I just posted this at Andrei Martyanov’s blog:
Getting fucking tired of Scott Ritter telling everyone that "Israel doesn't want a wider war" and "Hezbollah doesn't want a wider war", and "Iran doesn't want a wider war", and that "the IDF is too tired to invade Lebanon", and the rest of his current hyperbolic/hopium schtick.
The guy needs to give up coffee. He also needs to spend ten seconds thinking it through - as if "what people want" makes the slightest fucking difference in how people actually act.
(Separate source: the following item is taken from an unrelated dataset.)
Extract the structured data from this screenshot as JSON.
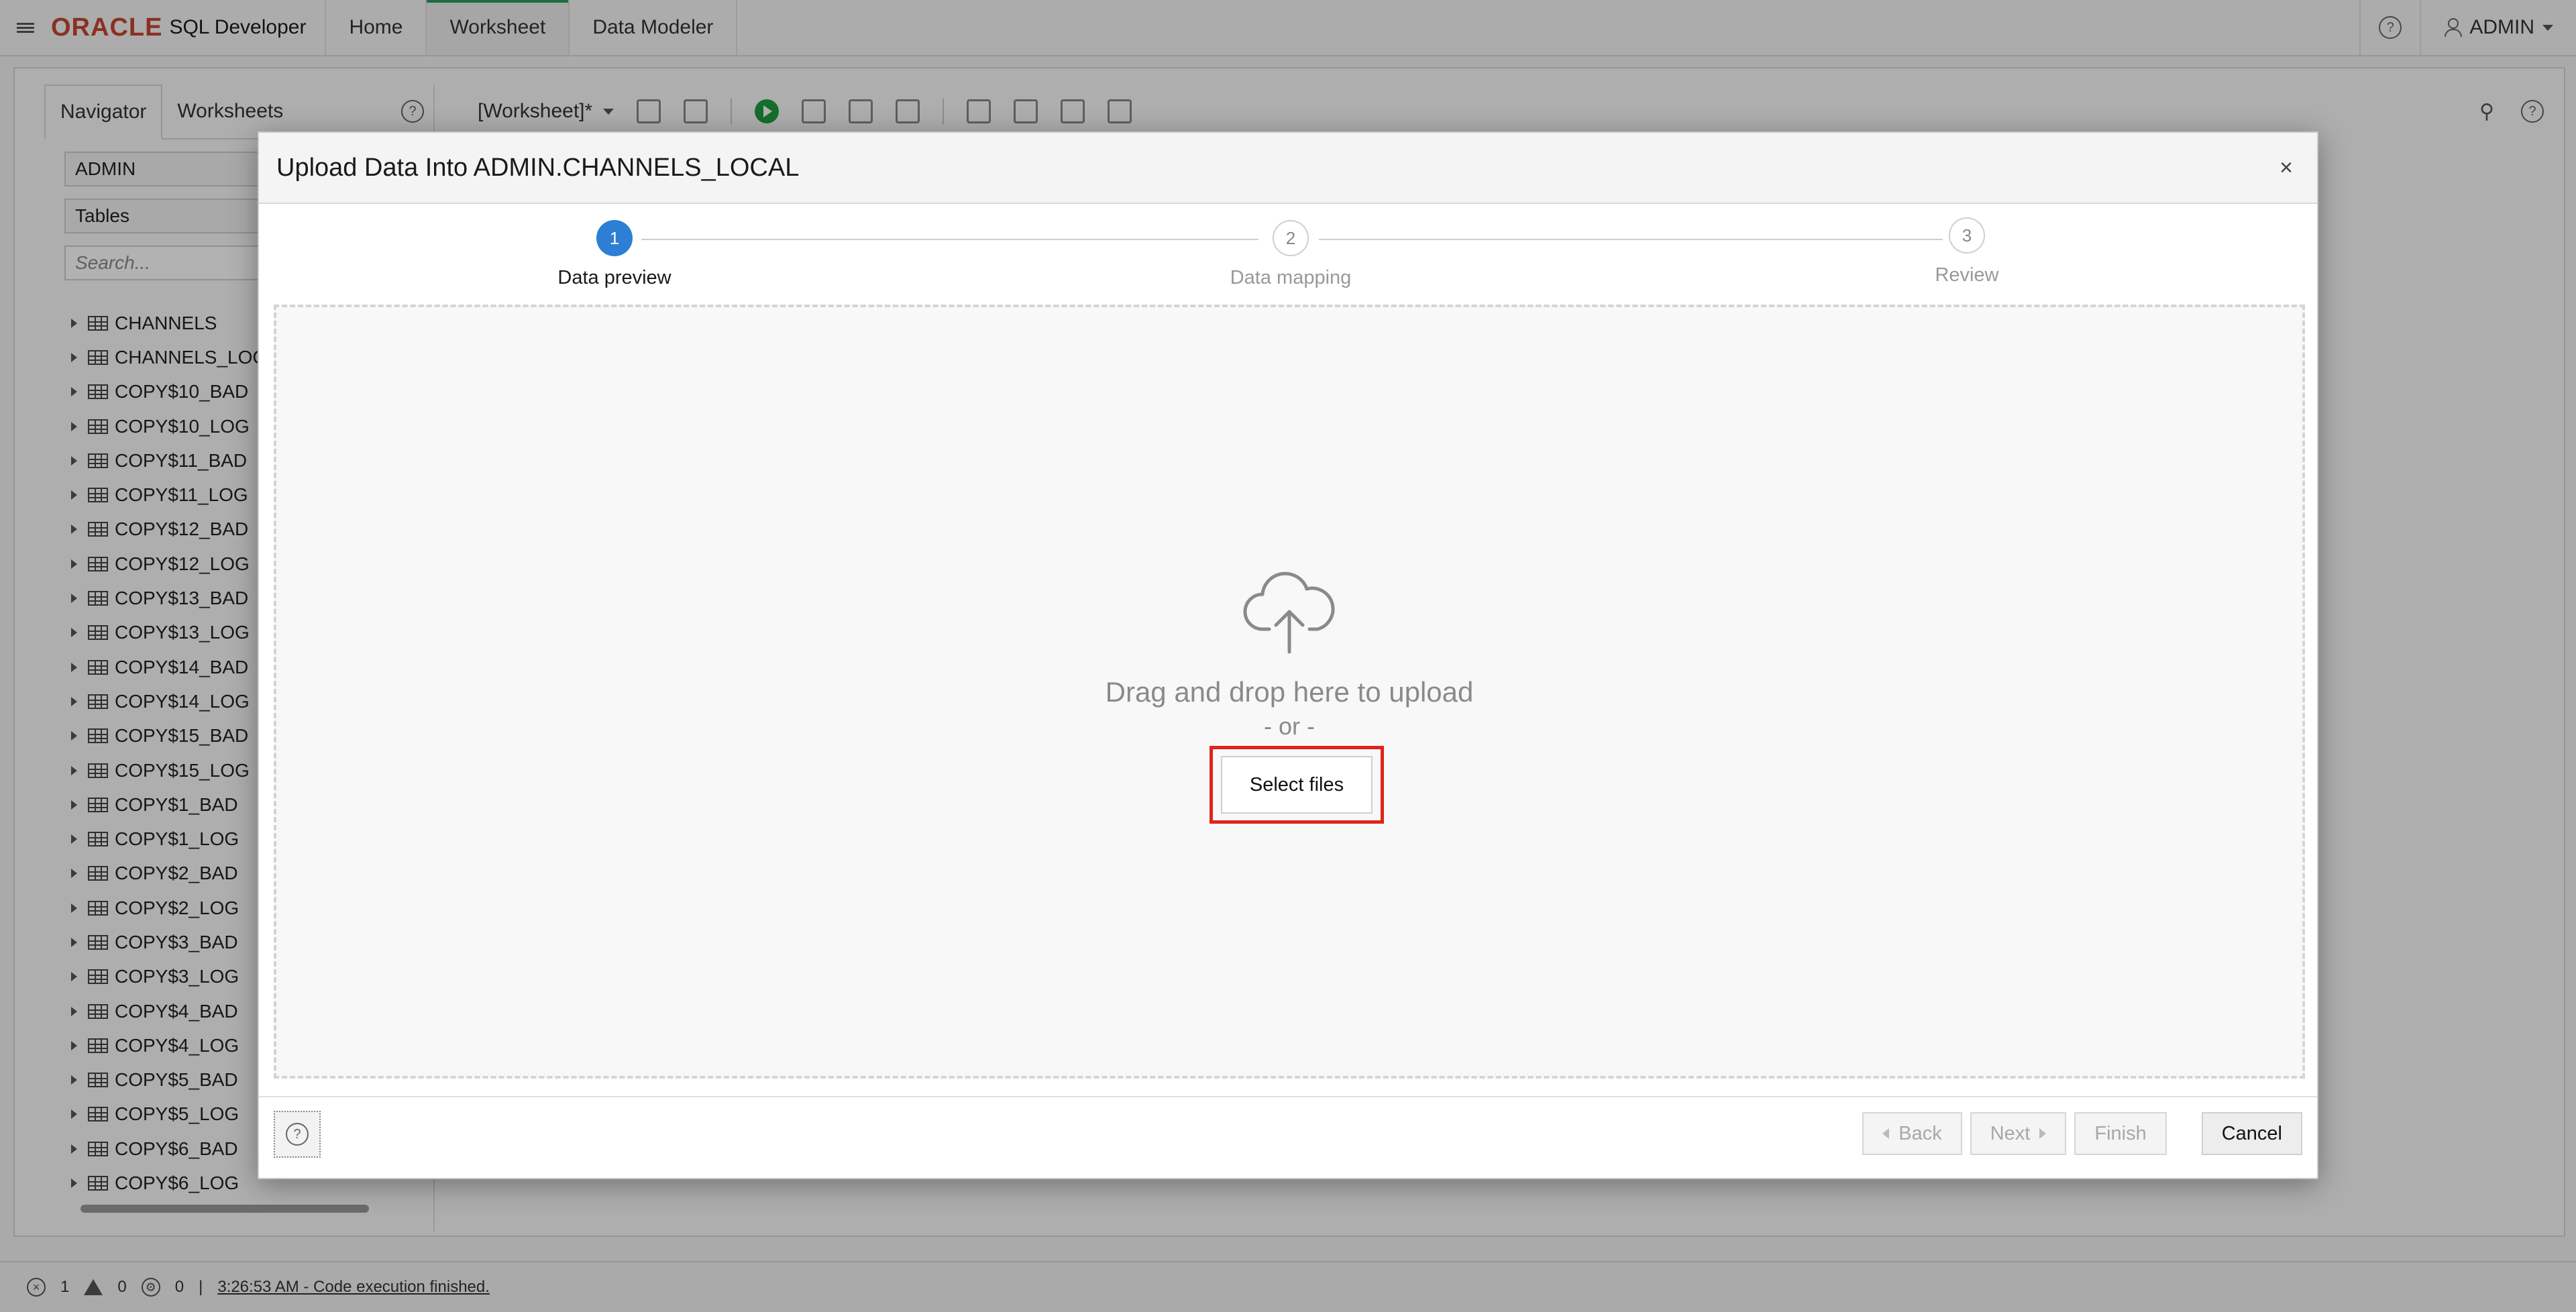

"The US" doesn't exist. What exists are a cabal of neocons who control the US government and who most definitely want a wider war up to and including Iran. There's also zero doubt that the Israelis want that war, no matter who in the IDF might have second thoughts.
As Alastair Crooke said it (the only guy who "gets it") this is a "Greek tragedy". A Greek tragedy is where bad things happen because people make mistakes because that's who they are and they can't do anything else. This is precisely the situation we're in both in the Middle East and in Europe.
Ritter changes his analysis based on what happened in the last week's news cycle. I haven't changed my analysis in 17 years: war between the US and Iran is inevitable. I listened to Norman Finkelstein on Greenwald's System Update yesterday and he said the exact same thing: a wider war is inevitable.
Bottom line: All you have to do is look at the people involved. Overthinking it from an "intelligence analyst" view is going to come to the wrong conclusions.